Erwin’s trademark has always been top-quality “Pick Your Own” apples, sweet cherries, raspberries and pumpkins. This year, however, The Erwin orchard, like others in the state, was compelled to purchase apples from a farm on the west side of the state. Currently it’s offering McIntosh, Gala and Ginger Gold apples.
Erwin’s features its award-winning, fresh pressed unpasteurized apple cider produced from high-quality homegrown apples. Erwin’s took first-place from 1999 to 2002 during the annual Michigan Cider Contest.
Another trademark of Erwin Orchards is its apple spice and pumpkin donuts. Again this year, the orchard is bringing back glazed pumpkin donuts topped with autumn sprinkles, a favorite among children, and cider slushies.
Squash and cabbage will be harvested in late fall.
Erwin Orchards sells honey; hot dogs; pies; maple syrup; apple butter; speciality breads; apple sundaes; and a large selection of gourds.
Tractor-pulled wagons continue taking patrons out to the pumpkin patch. Wagon rides are available from 9 a.m. to 6 p.m. daily through Oct. 31, and cost $2 per person.

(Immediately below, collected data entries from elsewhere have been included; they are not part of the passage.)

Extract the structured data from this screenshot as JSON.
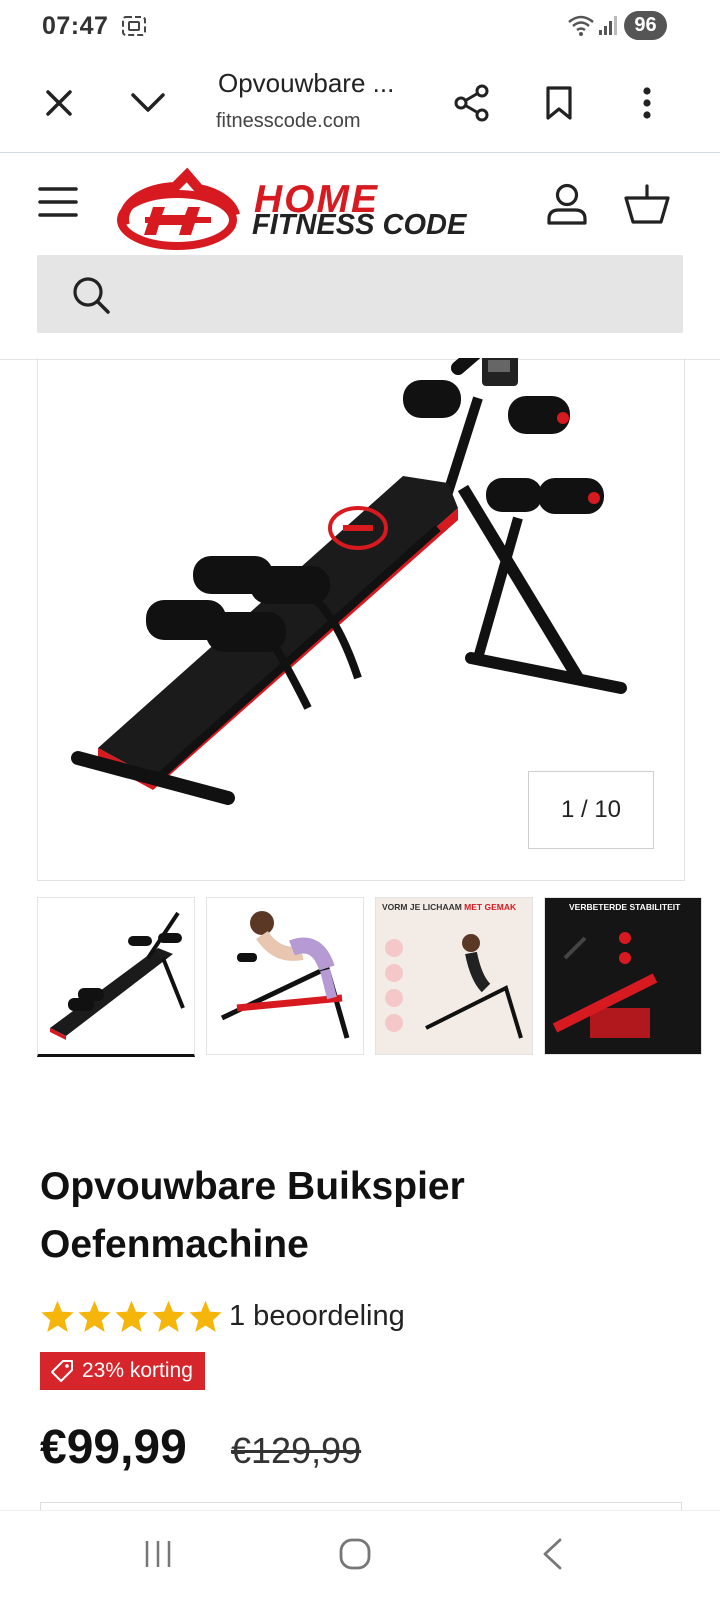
{
  "status_bar": {
    "time": "07:47",
    "battery": "96",
    "signal_icon": "signal-icon",
    "wifi_icon": "wifi-icon"
  },
  "browser": {
    "tab_title": "Opvouwbare ...",
    "url": "fitnesscode.com"
  },
  "site": {
    "logo_line1": "HOME",
    "logo_line2": "FITNESS CODE",
    "brand_color": "#d71920"
  },
  "gallery": {
    "counter": "1 / 10",
    "thumb3_caption_a": "VORM JE LICHAAM ",
    "thumb3_caption_b": "MET GEMAK",
    "thumb4_caption": "VERBETERDE STABILITEIT"
  },
  "product": {
    "title": "Opvouwbare Buikspier Oefenmachine",
    "rating_count_text": "1 beoordeling",
    "stars": 5,
    "discount_badge": "23% korting",
    "price": "€99,99",
    "old_price": "€129,99",
    "star_color": "#f5b50a",
    "badge_color": "#d7262b"
  }
}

Erwin Orchards offers a full array of family entertainment, including a corn maze, petting farm, the Mr. Bee’s Big 3-D Adventure attraction, and inflatables. To ring in the Halloween season, visit the Spooky Fun Barn for younger children, or the Barn Of Horrors and Terrifying Corn Maze for the braver at heart. The Barn of Horrors with the Mystery of the Black Hole features horrific creatures created with state-of-the-art robotics, special effects, and illusions. Costs are between $10 and $14 per person, per attraction.
The cider mill is open until Oct. 31 on weekdays from 6 a.m. to 6 p.m. Monday through Friday, and weekends from 6 a.m. to 7 p.m. The haunted attractions run on Friday and Saturday nights through Oct. 27 from 7:30 to 11 p.m.